Sono numeroso i produttori cinesi di smartphone sospettati di distribuire malware all’interno dei propri dispositivi al fine di guadagnare illecitamente o per raccogliere dati senza il consenso degli utenti. Negli ultimi anni è diventato sempre più facile acquistare prodotti che non sono commercializzati ufficialmente in altri Paesi, grazie a importatori e distributori a livello globale.

Per molti si aprono dunque le porte di mercati molto appetibili, con milioni di utenti che possono rappresentare fonti inconsapevoli di guadagno. È il caso di Gionee, azienda che alcuni di voi conosceranno, che opera in questo settore fin dal lontano 2002 e che è stata a lungo una delle realtà più importanti nel mercato locale.

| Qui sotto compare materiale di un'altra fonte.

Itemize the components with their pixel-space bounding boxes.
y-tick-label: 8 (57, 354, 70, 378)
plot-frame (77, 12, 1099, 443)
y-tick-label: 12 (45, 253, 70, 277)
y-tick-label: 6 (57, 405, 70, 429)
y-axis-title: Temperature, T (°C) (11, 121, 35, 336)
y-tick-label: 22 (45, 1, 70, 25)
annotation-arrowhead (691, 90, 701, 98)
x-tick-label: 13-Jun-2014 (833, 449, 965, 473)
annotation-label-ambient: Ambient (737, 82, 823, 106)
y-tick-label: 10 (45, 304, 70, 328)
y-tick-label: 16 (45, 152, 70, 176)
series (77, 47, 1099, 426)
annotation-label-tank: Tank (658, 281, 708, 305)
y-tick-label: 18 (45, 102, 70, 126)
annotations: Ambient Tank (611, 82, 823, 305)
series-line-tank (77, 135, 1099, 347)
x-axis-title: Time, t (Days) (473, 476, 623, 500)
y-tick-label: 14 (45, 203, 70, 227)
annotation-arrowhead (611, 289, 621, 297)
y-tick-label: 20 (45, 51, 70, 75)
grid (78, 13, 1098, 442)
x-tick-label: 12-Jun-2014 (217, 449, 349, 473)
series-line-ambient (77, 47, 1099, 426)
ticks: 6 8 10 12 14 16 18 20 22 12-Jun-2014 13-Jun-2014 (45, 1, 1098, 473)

La compagnia è stata giudicata colpevole di aver installato un trojan all’interno di oltre 20 milioni di smartphone, come ha recentemente deliberato una Corte di Giustizia cinese. Per la precisione la sentenza ha colpito la sussidiaria Shenzhen Zhipu Technology, di cui Gionee detiene l’85% delle azioni.

La vicenda risale al periodo che va dal dicembre 2018 all’ottobre 2019 quando, attraverso un aggiornamento dell’app Story Lock Screen è stato distribuito un malware su circa 21,75 milioni di smartphone. La compagnia avrebbe utilizzato la Dark Horse Platform per installare in maniera efficiente il malware che avrebbe permesso a Gionee di incassare oltre 3,5 milioni di euro, mostrando annunci pubblicitari non richiesti dagli utenti.

Per quattro dirigenti della sussidiaria è arrivata una pesante condanna a tre anni e mezzo di reclusione con una multa di 25.000 euro: si tratta del CEO Xu Li, insieme a Zhu Ying, Jia Zhengqiang e Pan Qi.